Zasady zachowania się podczas napadu
Zasady zachowania się podczas napadu
Na napad jesteśmy narażeni i w miejscu, gdzie mieszkamy, i podczas podróży. Warto zrobić wszystko, by tego uniknąć, ale nie zawsze się nam uda. Jeśli stało się najgorsze i staliśmy się celem napastnika, powinniśmy zachować się odpowiednio, żeby nie pogarszać swojej sytuacji. Możemy także próbować się obronić, a także przyjrzeć się dokładnie przestępcy, by móc go później opisać policji.
Pieniądze albo życie
Dochodzi do napadu. Grozi ci, że stracisz telefon komórkowy i portfel. Jest późno, ulica jest pusta, nie możesz liczyć na niczyją pomoc. Co robisz? Jeśli nie masz szans w fizycznej konfrontacji z bandytą, lepiej stracić mienie niż zdrowie lub nawet życie. Tak więc wykonujesz polecenia napastnika i oddajesz mu rzeczy, które chce ci zabrać. Nie drażnisz go, nie nawiązujesz kontaktu wzrokowego, bo uzna to za prowokację. Następnym razem będziesz mądrzejszy i nie wybierzesz się samotnie do niebezpiecznej dzielnicy.
Konfrontacja z bandytą
Nie zawsze zaatakowana osoba jest bezbronną owieczką. Jeśli znasz sztukę samoobrony, możesz podjąć decyzję o przeciwstawieniu się bandycie. Bądź jednak ostrożny. Ty masz do dyspozycji swoje umiejętności i gołe pięści, on może wyciągnąć nóż albo pistolet. Trudno wtedy mówić o równych szansach. Osoba dobrze wyszkolona może sobie poradzić w takiej sytuacji, ale powinna być świadoma ryzyka.
Jak możesz się bronić?
Nie wszyscy trenują sztuki walki, ale bronić się przed rabusiem może każdy. Nie chodzi w tym przypadku o fizyczną konfrontację z napastnikiem. Można próbować go odstraszyć, zniechęcić do rabunku, by poszukał sobie słabszej ofiary. Robimy to w bardzo prosty sposób – wystarczy narobić hałasu, zaalarmować otoczenie i zwrócić uwagę na to, że coś się dzieje. W wielu przypadkach to wystarczy, aby odstraszyć napastnika, który przecież nie chce zostać schwytany. Można głośno krzyczeć albo użyć gwizdka (na przykład noszonego jako breloczek przy kluczach). Doskonały jest osobisty alarm antynapadowy. To urządzenie emituje dźwięki o głośności 100 decybeli, słyszane w promieniu kilkuset metrów.

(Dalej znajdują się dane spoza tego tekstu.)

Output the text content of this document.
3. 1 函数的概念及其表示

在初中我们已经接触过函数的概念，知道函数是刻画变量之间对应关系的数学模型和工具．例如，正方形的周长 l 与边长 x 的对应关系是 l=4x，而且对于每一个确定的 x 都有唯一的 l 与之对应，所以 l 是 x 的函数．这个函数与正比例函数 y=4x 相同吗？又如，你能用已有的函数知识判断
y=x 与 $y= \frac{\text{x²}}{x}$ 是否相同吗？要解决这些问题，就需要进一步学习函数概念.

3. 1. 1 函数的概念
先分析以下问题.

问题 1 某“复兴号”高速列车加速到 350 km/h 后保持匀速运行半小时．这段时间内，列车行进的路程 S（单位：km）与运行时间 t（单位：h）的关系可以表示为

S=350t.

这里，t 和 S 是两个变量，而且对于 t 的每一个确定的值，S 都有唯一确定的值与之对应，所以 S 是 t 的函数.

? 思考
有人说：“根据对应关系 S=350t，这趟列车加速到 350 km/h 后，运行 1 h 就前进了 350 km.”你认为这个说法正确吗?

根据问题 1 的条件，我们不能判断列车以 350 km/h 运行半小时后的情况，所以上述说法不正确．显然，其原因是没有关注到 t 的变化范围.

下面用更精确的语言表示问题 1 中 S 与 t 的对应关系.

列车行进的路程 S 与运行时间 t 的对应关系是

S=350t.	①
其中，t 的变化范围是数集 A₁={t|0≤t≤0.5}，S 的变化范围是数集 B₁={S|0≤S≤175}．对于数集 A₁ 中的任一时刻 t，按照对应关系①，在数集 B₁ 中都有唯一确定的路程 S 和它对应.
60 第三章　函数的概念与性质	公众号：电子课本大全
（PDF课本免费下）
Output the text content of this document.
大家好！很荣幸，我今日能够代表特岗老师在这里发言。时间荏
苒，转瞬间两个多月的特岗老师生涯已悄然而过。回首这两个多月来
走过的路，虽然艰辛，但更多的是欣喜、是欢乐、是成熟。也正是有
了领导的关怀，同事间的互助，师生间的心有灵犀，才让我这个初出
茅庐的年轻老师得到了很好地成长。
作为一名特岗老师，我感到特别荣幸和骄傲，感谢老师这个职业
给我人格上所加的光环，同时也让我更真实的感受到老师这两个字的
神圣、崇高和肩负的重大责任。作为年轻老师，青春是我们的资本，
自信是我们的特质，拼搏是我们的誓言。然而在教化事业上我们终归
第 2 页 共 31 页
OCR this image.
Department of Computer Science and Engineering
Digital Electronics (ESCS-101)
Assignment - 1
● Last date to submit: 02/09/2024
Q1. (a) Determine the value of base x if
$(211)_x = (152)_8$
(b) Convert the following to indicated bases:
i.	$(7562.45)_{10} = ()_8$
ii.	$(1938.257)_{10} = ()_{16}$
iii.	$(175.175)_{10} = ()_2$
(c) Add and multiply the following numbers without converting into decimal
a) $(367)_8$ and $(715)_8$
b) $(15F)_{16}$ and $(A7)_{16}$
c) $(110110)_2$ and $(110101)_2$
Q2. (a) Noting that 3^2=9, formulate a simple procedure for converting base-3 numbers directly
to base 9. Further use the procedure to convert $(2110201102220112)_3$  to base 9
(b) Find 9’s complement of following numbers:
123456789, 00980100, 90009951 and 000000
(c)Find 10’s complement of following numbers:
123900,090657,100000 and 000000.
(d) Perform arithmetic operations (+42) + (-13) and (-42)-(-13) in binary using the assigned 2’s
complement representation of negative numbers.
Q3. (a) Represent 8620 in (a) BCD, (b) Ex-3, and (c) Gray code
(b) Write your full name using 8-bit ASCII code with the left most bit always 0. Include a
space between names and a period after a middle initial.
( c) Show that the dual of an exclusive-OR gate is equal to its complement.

Czy używać środków ochrony osobistej?
Można zaopatrzyć się w różne dostępne bez zezwolenia środki ochrony osobistej, takie jak gaz pieprzowy. Taki aerozol, odpowiednio użyty, na pewien czas wyłącza napastnika z gry, umożliwiając nam ucieczkę. Trzeba jednak wiedzieć, jak używać takiego sprzętu. Jeśli posłużymy się nim niewłaściwie, zrobimy sobie krzywdę albo zdenerwujemy napastnika, który stanie się bardziej agresywny. Jeszcze bardziej ostrożnie należy podchodzić do takich wynalazków, jak pistolety hukowe, popularnie zwane straszakami. Nie będzie miło, jeśli bandyta potraktowany takim straszakiem wyjmie z kieszeni ostrą broń.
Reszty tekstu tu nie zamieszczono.